Strong results at a US peer bode well for tool-hire business Ashtead (1,676p). Shares in veterinary-products developer Dechra are not cheap, but its “super-charged” growth prospects and recent acquisitions justify its rating (1,729p).
A French view
The market for Eutelsat, Europe’s largest satellite operator, is evolving fast, says French daily Le Figaro. Internet traffic is tripling every two years, video on demand has been boosted by high-definition broadcasts, and mobile connectivity is growing rapidly. The company delivered better-than-expected results last week, with CEO Rodolphe Belmer claiming it had “delivered or over-delivered on all our financial commitments”, despite like-for-like revenue slipping by 2.2%. Video dominates Eutelsat’s business, and it is betting on the growth of high-definition and ultra-high-definition video, says Le Figaro, while also “preparing to take part in the great battle of fixed broadband and mobile internet”, markets that “promise a bright future”. It trades on a price/earnings ratio of 15 and yields 5.2%.
New York-based celebrity chef Bobby Flay is planning to float Bobby’s Burger Palace. The restaurant group, which he founded in 2008, competes with fast-food chains such as Five Guys and Shake Shack.

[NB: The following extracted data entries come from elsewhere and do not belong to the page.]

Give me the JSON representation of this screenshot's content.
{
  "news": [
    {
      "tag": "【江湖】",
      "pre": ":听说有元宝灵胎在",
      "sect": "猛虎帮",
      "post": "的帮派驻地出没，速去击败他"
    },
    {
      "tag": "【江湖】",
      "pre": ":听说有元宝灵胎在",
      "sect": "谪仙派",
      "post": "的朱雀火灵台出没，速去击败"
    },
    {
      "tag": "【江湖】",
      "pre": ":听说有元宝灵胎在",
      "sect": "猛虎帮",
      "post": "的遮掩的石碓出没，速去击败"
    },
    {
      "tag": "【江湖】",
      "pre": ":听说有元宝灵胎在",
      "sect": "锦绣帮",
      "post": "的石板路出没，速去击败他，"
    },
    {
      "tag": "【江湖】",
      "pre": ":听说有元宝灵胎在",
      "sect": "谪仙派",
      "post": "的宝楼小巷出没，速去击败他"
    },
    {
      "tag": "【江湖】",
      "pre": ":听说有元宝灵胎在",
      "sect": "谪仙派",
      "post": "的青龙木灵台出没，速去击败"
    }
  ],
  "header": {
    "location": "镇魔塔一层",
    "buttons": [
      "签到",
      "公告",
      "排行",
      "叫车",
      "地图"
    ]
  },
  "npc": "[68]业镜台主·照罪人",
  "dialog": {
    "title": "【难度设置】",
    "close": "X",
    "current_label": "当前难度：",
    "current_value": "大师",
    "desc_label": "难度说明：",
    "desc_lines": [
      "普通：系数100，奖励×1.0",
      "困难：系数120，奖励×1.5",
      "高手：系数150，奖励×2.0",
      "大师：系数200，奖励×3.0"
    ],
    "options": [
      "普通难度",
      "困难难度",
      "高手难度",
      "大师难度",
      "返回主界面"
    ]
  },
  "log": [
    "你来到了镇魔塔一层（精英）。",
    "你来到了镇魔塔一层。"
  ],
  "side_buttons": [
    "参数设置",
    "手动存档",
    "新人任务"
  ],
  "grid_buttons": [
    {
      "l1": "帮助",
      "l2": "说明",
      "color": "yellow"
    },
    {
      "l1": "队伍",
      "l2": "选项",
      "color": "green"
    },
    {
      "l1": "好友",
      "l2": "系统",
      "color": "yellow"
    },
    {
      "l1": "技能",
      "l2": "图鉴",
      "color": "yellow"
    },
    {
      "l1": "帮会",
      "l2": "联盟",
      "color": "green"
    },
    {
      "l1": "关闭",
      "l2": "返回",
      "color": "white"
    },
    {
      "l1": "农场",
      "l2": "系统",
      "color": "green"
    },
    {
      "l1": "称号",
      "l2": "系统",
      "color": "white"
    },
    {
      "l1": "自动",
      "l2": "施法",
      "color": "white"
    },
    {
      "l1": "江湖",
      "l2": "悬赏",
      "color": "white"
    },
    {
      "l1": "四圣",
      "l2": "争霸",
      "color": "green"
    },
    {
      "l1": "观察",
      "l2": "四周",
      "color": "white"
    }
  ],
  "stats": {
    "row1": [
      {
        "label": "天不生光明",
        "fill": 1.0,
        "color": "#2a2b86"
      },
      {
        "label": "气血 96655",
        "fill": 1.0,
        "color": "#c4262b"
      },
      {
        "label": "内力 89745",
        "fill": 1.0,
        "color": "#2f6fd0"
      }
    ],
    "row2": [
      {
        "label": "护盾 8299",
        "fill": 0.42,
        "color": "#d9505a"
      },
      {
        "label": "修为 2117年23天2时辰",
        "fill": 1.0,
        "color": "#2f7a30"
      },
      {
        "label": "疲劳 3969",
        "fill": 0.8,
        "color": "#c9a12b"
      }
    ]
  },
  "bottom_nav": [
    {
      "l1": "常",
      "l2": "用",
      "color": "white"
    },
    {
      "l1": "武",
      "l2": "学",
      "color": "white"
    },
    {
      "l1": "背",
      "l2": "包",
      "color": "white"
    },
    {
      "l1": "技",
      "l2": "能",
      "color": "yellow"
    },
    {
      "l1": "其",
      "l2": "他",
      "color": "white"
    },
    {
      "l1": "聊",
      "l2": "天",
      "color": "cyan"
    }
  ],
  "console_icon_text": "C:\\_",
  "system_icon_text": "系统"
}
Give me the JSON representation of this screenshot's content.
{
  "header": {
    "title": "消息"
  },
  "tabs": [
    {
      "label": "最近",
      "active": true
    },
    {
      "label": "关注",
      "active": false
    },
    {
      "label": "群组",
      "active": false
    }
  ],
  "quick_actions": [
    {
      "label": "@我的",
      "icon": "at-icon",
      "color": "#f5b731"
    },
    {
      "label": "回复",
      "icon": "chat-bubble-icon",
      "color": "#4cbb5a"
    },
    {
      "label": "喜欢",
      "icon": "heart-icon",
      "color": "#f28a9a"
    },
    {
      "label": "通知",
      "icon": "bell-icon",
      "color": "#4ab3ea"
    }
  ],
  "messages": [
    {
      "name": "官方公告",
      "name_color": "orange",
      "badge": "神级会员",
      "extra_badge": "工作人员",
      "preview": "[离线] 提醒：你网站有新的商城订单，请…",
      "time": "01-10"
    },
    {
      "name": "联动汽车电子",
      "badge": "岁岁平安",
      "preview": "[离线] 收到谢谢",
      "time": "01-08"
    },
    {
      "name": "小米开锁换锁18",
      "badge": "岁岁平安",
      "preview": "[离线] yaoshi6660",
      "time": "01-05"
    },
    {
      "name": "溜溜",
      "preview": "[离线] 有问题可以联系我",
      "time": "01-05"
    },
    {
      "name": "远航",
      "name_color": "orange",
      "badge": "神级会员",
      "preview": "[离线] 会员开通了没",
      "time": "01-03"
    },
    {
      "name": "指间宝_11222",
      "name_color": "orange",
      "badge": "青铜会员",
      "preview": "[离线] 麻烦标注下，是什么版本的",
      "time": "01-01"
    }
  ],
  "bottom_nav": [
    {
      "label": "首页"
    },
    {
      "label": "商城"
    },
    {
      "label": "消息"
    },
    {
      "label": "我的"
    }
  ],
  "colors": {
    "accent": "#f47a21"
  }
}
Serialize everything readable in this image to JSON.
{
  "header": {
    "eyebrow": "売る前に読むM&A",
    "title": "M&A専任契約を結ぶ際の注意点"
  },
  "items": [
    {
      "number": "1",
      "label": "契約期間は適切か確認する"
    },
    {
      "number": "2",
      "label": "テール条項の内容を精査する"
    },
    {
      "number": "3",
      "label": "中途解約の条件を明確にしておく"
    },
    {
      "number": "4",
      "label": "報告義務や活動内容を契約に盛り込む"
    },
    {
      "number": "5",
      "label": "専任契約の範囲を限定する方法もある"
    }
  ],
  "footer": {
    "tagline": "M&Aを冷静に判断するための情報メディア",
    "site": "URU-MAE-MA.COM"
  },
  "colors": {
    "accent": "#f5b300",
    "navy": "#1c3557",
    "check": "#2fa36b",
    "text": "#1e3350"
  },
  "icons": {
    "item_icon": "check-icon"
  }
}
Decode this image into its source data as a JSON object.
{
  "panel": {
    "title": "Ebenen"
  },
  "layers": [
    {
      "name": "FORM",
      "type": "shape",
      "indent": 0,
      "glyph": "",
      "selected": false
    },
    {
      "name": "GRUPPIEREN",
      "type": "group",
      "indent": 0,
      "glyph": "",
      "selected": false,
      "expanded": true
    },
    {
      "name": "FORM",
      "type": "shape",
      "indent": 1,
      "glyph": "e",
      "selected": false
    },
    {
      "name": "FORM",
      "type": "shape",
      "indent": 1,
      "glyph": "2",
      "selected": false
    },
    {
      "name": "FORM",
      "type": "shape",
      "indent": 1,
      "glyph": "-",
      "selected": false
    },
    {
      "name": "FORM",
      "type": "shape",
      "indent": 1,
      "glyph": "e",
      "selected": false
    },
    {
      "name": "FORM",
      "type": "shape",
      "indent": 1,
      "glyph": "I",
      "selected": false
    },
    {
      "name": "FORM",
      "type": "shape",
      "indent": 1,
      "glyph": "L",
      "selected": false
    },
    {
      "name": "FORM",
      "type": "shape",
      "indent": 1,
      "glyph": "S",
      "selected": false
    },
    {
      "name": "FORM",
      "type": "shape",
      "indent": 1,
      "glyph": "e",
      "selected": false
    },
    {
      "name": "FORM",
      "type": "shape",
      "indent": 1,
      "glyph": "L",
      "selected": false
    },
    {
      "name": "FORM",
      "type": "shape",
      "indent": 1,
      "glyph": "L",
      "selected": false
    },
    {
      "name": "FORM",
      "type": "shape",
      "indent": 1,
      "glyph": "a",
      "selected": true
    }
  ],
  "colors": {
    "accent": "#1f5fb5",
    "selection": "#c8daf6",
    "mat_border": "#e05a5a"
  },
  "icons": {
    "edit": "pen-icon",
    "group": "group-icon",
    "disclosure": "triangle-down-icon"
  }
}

The initial public offering comes two and a half years after the latter went public, and 18 months after its shares plunged from $90 to $32. Flay plans to raise $15m via a Regulation A+ offering, which was first introduced in the US in 2015, and is designed to make it easier for small firms to raise money by cutting the paperwork involved (ie, no audited financial statements are required). The underwriter is small investment bank TriPoint Global Equities. The proceeds will be spent on expanding the US chain nationally and internationally.